Avec les mauvaises surprises révélées par la comptabilité des entreprises, les experts s'interrogent sur les conséquences de l'uniformisation attendue des normes comptables en Europe. «Dans un premier temps, l'adoption générale des normes IFRS (appelées jusqu'ici IAS) va augmenter la probabilité de faire des erreurs. D'une part à cause des zones d'ombres encore à éclaircir et, de l'autre, en raison des difficultés de compréhension et d'application des nouvelles méthodes», explique Christine Schmid, spécialiste au Credit Suisse, qui vient de publier une analyse des conséquences du passage aux normes IFRS au sein de l'Union européenne.

Les sociétés cotées en Bourse devront en effet présenter leurs comptes selon les normes établies par l'International Reporting Standards (IRS) à partir de l'exercice 2005. Ce qui devrait toucher quelque 7000 entreprises. Quant aux sociétés européennes qui, à l'instar de Deutsche Bank, présentent leurs comptes selon les normes américaines US-GAAP, elles ont jusqu'en 2007 pour opérer la transition. Si ce changement ne doit pas bouleverser les marchés financiers, il pourrait cependant donner lieu à de nouvelles surprises pour certaines entreprises: «Les écarts annuels les plus marqués sont attendus en France, en Espagne et en Allemagne, ainsi que pour les banques et les compagnies aériennes», ajoute Christine Schmid.

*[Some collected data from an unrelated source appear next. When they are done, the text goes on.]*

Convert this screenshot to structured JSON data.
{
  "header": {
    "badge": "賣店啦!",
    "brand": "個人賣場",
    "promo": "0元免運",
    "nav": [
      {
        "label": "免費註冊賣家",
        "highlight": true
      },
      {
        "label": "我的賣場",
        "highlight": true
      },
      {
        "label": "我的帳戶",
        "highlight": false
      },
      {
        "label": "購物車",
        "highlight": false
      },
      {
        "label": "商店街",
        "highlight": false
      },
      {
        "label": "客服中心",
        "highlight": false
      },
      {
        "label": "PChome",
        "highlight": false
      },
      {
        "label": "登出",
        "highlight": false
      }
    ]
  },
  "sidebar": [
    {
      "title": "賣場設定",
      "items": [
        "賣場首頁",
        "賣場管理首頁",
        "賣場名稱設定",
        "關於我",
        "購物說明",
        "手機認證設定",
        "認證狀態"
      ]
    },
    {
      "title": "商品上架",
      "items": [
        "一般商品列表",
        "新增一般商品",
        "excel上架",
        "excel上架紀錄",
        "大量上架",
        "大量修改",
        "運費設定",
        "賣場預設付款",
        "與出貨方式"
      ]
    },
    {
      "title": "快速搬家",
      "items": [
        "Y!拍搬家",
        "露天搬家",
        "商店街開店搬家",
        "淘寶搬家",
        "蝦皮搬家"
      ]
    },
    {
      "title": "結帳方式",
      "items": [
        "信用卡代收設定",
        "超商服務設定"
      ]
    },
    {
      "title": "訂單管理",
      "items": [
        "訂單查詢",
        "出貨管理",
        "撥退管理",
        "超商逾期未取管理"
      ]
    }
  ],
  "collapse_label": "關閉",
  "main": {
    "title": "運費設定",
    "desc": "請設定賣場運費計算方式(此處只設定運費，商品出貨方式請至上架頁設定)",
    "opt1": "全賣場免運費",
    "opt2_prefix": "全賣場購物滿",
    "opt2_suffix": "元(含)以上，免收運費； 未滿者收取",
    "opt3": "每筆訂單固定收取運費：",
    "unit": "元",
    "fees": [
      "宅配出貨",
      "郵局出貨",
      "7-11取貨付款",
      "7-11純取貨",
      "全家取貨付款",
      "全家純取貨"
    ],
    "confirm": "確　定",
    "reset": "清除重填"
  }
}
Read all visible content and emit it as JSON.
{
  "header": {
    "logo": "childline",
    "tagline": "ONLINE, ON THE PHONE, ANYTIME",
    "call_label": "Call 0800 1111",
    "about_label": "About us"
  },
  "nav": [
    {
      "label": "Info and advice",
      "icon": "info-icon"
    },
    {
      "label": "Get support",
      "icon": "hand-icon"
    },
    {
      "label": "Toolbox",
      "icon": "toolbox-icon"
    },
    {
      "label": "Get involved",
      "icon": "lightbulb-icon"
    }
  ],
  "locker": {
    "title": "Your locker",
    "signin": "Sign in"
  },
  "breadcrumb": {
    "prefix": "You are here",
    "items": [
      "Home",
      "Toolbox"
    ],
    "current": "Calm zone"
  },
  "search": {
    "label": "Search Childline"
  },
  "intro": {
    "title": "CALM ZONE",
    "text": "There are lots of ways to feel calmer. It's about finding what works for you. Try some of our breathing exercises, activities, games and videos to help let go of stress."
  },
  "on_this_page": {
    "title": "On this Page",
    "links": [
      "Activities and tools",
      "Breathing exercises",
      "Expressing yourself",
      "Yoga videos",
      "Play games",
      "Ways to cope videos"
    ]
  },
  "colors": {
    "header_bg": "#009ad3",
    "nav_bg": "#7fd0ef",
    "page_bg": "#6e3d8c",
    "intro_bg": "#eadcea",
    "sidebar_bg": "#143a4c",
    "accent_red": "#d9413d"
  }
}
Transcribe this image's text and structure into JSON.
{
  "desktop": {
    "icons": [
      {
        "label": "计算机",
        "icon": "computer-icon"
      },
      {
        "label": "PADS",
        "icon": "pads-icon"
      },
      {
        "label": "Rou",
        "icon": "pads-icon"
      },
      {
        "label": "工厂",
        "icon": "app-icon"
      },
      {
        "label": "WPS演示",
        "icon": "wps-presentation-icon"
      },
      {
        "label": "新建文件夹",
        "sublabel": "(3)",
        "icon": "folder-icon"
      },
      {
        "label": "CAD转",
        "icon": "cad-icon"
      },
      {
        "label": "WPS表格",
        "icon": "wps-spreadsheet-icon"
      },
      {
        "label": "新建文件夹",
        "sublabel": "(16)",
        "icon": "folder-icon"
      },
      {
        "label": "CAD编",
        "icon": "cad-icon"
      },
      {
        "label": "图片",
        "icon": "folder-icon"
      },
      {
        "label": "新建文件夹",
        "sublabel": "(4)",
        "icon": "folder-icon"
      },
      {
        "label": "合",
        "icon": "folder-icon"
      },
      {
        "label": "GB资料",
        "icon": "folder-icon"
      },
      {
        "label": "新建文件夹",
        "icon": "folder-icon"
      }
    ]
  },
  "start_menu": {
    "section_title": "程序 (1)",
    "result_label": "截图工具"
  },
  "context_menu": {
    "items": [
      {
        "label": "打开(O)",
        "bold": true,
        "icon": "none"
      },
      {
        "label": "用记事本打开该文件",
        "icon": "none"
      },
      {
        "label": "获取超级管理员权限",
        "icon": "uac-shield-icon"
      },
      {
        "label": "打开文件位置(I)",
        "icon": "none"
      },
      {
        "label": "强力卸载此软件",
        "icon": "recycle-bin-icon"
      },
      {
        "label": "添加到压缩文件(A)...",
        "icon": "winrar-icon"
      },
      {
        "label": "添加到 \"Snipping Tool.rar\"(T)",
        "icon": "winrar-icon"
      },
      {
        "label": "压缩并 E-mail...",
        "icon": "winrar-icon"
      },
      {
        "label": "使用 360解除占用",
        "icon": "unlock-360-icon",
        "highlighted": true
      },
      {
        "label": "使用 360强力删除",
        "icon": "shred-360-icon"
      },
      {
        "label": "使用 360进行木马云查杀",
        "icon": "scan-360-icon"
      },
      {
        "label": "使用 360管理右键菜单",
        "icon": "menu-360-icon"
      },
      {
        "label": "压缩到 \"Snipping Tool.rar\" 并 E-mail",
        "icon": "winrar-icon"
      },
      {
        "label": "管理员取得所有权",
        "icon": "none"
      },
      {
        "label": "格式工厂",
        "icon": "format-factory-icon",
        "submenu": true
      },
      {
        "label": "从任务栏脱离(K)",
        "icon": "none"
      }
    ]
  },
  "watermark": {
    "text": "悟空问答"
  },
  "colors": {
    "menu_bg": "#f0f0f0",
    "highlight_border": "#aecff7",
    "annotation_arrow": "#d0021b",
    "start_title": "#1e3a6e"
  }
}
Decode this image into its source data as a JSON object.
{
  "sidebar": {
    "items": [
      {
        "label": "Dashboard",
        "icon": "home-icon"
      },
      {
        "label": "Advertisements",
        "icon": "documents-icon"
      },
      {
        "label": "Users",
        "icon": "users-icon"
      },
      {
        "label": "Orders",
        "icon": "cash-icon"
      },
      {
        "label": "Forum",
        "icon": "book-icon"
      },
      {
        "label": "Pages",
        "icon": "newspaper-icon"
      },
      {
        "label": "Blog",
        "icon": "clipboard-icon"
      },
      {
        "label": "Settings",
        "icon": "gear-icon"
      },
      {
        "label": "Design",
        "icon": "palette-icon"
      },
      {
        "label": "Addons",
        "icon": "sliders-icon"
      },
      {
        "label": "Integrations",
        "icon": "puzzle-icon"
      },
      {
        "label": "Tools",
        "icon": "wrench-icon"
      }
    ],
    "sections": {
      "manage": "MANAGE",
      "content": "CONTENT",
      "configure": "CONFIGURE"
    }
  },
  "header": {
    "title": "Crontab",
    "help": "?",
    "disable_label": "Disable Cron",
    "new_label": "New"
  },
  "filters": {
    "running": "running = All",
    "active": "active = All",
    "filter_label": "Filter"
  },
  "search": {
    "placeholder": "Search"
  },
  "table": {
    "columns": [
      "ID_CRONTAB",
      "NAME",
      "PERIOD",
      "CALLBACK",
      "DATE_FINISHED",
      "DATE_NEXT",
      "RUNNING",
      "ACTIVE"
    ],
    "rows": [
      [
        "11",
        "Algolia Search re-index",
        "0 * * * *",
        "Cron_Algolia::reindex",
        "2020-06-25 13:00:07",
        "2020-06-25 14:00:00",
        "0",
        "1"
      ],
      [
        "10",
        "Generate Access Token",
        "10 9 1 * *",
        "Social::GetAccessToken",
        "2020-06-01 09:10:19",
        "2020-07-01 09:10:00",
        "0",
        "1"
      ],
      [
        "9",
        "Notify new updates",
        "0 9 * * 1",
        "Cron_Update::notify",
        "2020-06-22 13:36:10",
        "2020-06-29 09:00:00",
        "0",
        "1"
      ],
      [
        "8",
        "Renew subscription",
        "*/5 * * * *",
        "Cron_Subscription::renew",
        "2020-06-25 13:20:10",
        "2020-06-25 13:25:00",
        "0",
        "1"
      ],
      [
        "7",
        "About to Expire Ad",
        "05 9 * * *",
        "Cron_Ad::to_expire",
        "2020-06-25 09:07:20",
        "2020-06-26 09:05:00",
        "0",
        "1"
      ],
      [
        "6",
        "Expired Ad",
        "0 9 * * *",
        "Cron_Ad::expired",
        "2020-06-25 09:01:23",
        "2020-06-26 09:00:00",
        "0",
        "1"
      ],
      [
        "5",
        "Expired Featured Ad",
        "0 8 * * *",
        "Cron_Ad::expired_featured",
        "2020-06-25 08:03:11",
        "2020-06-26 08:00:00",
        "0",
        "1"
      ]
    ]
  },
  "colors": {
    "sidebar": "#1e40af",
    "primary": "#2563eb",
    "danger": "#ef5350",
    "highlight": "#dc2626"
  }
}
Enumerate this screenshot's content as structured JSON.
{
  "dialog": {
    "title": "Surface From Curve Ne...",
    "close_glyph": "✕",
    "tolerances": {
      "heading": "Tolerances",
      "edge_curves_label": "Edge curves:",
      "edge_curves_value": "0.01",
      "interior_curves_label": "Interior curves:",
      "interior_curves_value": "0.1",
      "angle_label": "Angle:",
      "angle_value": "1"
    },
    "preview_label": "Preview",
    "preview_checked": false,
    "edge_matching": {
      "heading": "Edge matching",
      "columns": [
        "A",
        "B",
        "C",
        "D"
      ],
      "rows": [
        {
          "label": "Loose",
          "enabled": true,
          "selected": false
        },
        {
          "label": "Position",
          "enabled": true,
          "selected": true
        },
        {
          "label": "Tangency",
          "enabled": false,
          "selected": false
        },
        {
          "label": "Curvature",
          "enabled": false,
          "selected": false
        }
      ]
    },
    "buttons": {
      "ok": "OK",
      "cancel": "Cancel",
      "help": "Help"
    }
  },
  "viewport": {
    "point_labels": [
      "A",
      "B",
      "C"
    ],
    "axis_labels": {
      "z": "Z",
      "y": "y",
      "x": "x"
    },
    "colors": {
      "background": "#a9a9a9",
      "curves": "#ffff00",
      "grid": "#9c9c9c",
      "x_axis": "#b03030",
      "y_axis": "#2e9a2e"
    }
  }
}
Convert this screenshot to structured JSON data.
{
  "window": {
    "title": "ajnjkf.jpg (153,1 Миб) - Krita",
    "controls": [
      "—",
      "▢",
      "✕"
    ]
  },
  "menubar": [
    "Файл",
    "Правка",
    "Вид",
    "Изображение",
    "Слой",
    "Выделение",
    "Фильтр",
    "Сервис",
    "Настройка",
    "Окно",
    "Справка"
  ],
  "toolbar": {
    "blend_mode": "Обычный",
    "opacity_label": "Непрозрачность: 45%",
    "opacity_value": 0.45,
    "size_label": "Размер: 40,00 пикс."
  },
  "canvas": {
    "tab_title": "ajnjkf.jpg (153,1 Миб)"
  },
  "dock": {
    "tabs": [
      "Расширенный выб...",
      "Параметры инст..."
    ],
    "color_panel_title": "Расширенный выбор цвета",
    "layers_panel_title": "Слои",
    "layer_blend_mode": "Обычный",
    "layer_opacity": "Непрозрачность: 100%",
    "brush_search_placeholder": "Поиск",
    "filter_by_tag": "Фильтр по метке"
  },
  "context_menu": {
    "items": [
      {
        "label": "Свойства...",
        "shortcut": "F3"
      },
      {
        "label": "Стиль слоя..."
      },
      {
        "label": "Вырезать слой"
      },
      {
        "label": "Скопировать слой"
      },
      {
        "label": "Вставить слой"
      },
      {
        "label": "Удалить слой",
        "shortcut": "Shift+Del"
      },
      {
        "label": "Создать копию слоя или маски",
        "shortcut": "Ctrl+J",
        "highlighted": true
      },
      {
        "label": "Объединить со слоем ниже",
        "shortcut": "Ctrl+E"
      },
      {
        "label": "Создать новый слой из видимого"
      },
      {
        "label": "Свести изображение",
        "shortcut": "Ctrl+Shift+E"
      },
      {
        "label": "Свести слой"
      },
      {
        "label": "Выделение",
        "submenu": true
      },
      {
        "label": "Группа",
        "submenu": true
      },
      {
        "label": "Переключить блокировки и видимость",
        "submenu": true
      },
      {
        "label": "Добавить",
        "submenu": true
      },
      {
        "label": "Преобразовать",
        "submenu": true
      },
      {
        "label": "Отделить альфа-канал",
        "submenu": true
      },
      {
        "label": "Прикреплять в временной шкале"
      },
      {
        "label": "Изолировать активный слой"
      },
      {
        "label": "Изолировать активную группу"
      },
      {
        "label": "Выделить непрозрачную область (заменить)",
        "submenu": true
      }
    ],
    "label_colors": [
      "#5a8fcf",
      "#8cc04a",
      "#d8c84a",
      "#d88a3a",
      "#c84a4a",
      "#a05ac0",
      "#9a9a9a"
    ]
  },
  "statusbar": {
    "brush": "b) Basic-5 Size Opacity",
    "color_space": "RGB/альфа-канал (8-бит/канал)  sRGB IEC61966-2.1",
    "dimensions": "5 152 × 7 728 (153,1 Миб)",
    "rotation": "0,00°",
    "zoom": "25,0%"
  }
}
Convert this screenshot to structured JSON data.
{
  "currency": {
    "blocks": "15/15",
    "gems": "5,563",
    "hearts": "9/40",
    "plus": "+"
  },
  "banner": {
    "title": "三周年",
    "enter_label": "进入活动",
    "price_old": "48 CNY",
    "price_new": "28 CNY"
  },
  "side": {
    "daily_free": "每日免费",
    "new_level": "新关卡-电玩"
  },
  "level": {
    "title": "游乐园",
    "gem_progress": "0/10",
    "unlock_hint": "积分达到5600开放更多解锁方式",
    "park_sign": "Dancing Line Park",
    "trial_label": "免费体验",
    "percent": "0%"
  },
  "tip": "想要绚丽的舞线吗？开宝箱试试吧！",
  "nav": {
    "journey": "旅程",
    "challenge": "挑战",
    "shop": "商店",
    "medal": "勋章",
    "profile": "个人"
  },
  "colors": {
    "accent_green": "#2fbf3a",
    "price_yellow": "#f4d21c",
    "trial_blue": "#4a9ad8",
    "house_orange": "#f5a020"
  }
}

En Suisse, les entreprises cotées sur le segment principal pourront choisir entre les normes IFRS et les normes américaines US-GAAP. Adecco est d'ailleurs l'une des 14 sociétés cotées à la Bourse suisse à présenter ses comptes selon les normes US-GAAP. Si les normes américaines sont réputées très sévères et détaillées, leur vulnérabilité aux abus avait éclaté au grand jour avec les scandales de Worldcom et Enron. «Près de 80% des sociétés cotées à la Bourse suisse présentent déjà leurs comptes selon IFRS ou US-GAAP», souligne Christine Schmid. Les ajustements les plus importants par rapport à la situation actuelle concernent la comptabilisation des survaleurs d'acquisition (goodwill), celle des charges de crédit-bail (leasing), des programmes de rémunération par stock-options ainsi que les activités hors bilan et les engagements des caisses de pension (ndlr: en particulier en Allemagne).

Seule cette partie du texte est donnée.